Richard B. Stolley remembers the Zapruder film

Richard B. Stolley remembers the Zapruder film -- The ''LIFE'' magazine journalist provides a behind-the-scenes story of the most historic home movie ever

Richard B. Stolley was the Los Angeles bureau chief of Life magazine when his assignment to cover the events in Dallas led to one of the great scoops in journalism: obtaining exclusive rights to Abraham Zapruder’s film of the President’s assassination. Here Stolley, now editorial director of Time Inc. Magazines (including this one), recounts that experience in detail.

”Dick, Kennedy’s been shot in Dallas!”

Within an hour of the shout that brought me running out of my office, I was on a plane to Texas with another correspondent and two photographers. In the air we learned that the President was dead and that someone named Lee Harvey Oswald had been arrested. By dusk I was setting up an office in a downtown hotel.

At about 6 p.m., I got a phone call from one of the magazine’s part-time reporters, Patsy Swank. She was at Dallas police headquarters, she said in a confidential whisper; Oswald was being interrogated in an office not far away, and the corridors were a chaotic mob of cops and reporters. What Patsy said next was electrifying: She had been tipped by a Dallas officer that the assassination had been filmed in its entirety by a local garment manufacturer, whose name started with a ”Z.” She sounded out the syllables. I picked up the Dallas phone book, ran my finger down the Z’s, and there it was: Zapruder, Abraham. I called the number. No answer. I called again every 15 minutes or so until 11 p.m. Then a weary voice answered.

It was Zapruder himself. He had been driving around trying to calm his nerves. After photographing the shooting, he had literally stumbled back to his office nearby, muttering, ”They killed him, they killed him.” Zapruder’s secretary described him as ”incoherent, in a state of shock,” but clutching the camera containing what would become the most famous home movie of all time.

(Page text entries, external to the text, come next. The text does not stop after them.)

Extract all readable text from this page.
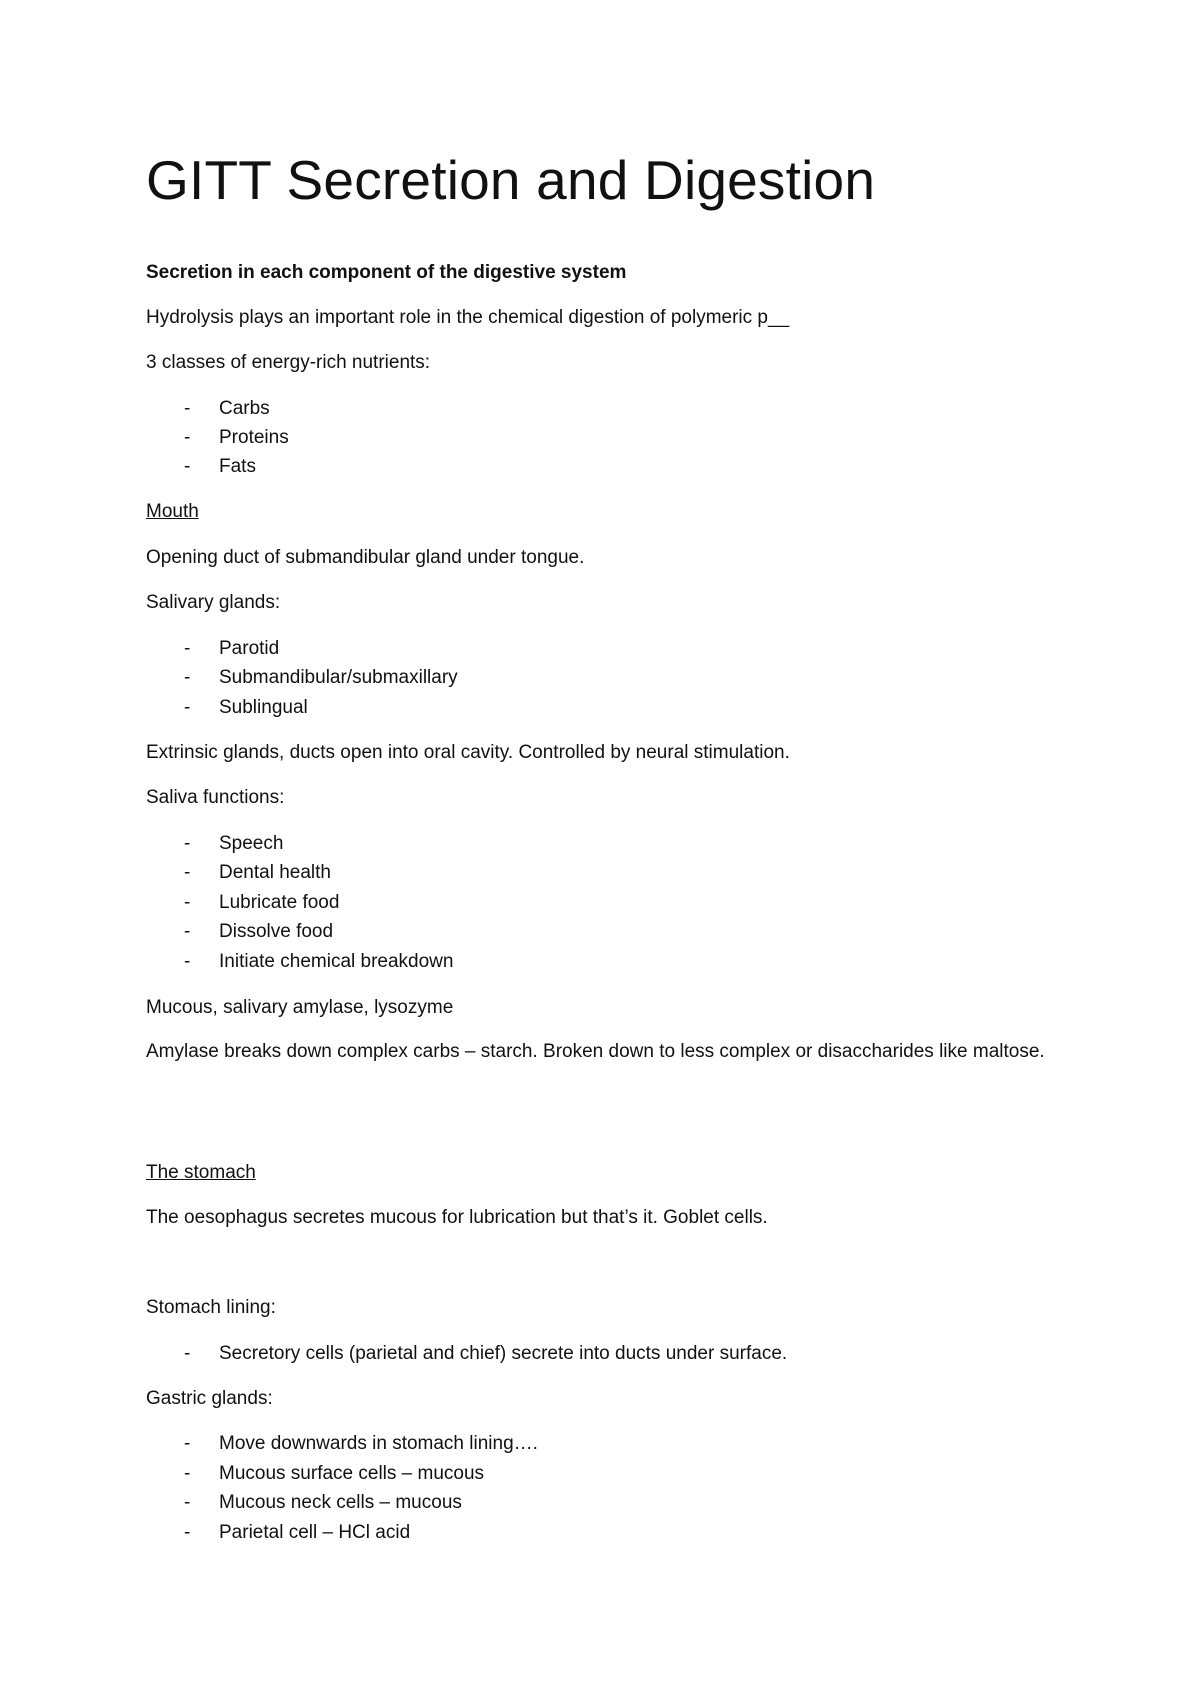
GITT Secretion and Digestion
Secretion in each component of the digestive system
Hydrolysis plays an important role in the chemical digestion of polymeric p__
3 classes of energy-rich nutrients:
- Carbs
- Proteins
- Fats
Mouth
Opening duct of submandibular gland under tongue.
Salivary glands:
- Parotid
- Submandibular/submaxillary
- Sublingual
Extrinsic glands, ducts open into oral cavity. Controlled by neural stimulation.
Saliva functions:
- Speech
- Dental health
- Lubricate food
- Dissolve food
- Initiate chemical breakdown
Mucous, salivary amylase, lysozyme
Amylase breaks down complex carbs – starch. Broken down to less complex or disaccharides like maltose.
The stomach
The oesophagus secretes mucous for lubrication but that’s it. Goblet cells.
Stomach lining:
- Secretory cells (parietal and chief) secrete into ducts under surface.
Gastric glands:
- Move downwards in stomach lining….
- Mucous surface cells – mucous
- Mucous neck cells – mucous
- Parietal cell – HCl acid
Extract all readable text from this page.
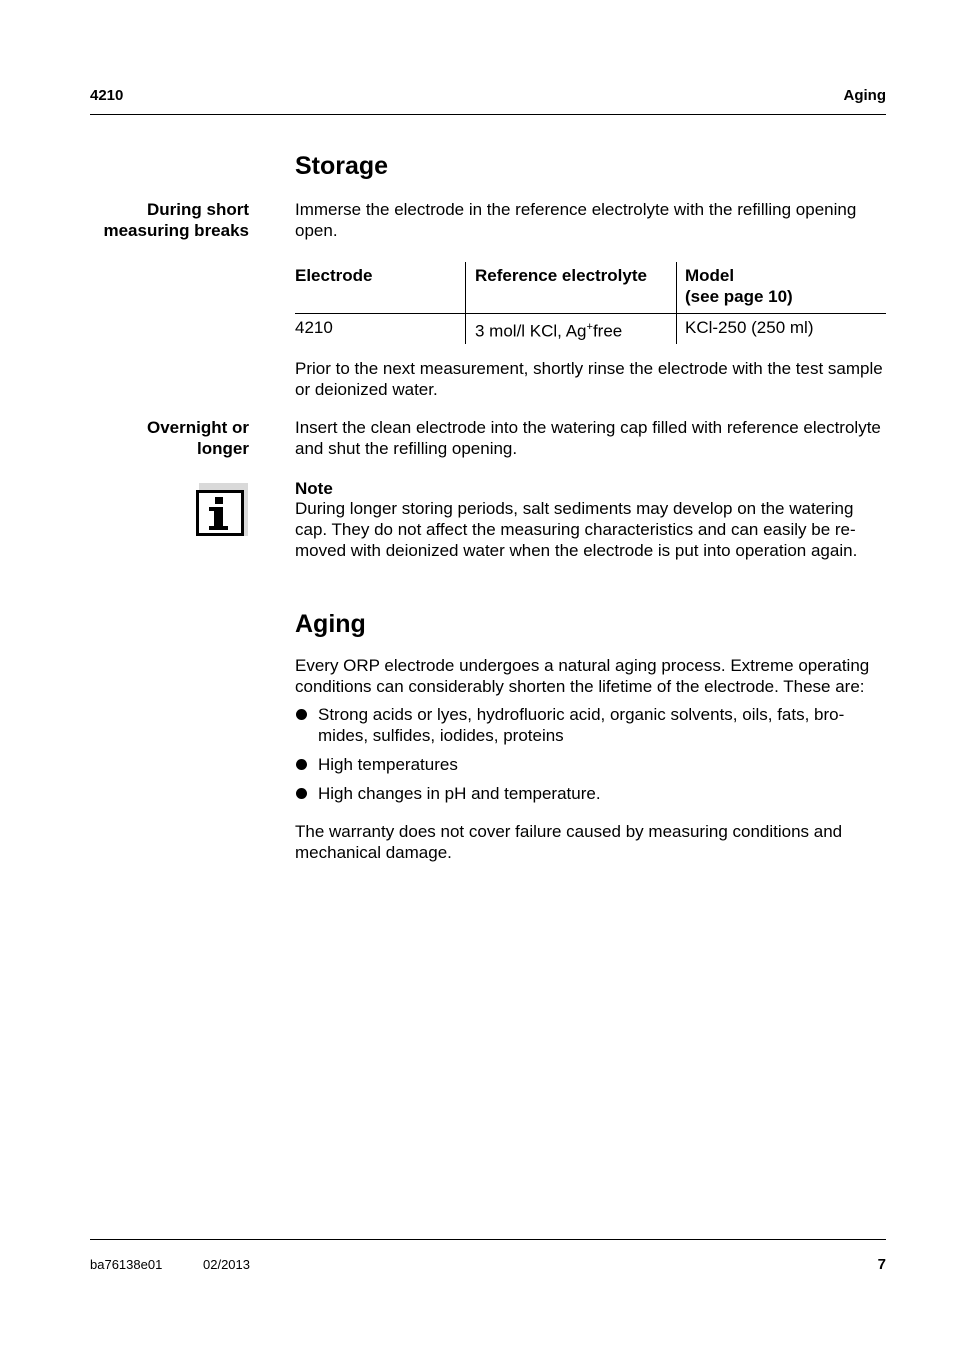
4210	Aging
Storage
During short
measuring breaks
Immerse the electrode in the reference electrolyte with the refilling opening open.
Electrode	Reference electrolyte	Model
(see page 10)

4210	3 mol/l KCl, Ag+free	KCl-250 (250 ml)
Prior to the next measurement, shortly rinse the electrode with the test sample or deionized water.
Overnight or
longer
Insert the clean electrode into the watering cap filled with reference electrolyte and shut the refilling opening.
Note
During longer storing periods, salt sediments may develop on the watering cap. They do not affect the measuring characteristics and can easily be re-moved with deionized water when the electrode is put into operation again.
Aging
Every ORP electrode undergoes a natural aging process. Extreme operating conditions can considerably shorten the lifetime of the electrode. These are:
Strong acids or lyes, hydrofluoric acid, organic solvents, oils, fats, bro-mides, sulfides, iodides, proteins
High temperatures
High changes in pH and temperature.
The warranty does not cover failure caused by measuring conditions and mechanical damage.
ba76138e01	02/2013	7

Incredibly, nobody in authority was much interested in it. Zapruder had contacted the Dallas police, but by mid-afternoon they had Oswald in custody and the film seemed of marginal importance. Both the Secret Service and the FBI said it was his property to dispose of as he saw fit but that they would like copies. Zapruder took his 8 mm film to a Kodak lab, and by evening had the original and three copies in hand.

I questioned him as gently as I could. Yes, it showed everything. Yes, I was the first journalist to contact him. No, I could not come out to his house at that late hour. He was too exhausted, too distraught. He seemed genuinely grateful that I did not persist, and asked me to be at his office at nine the next morning.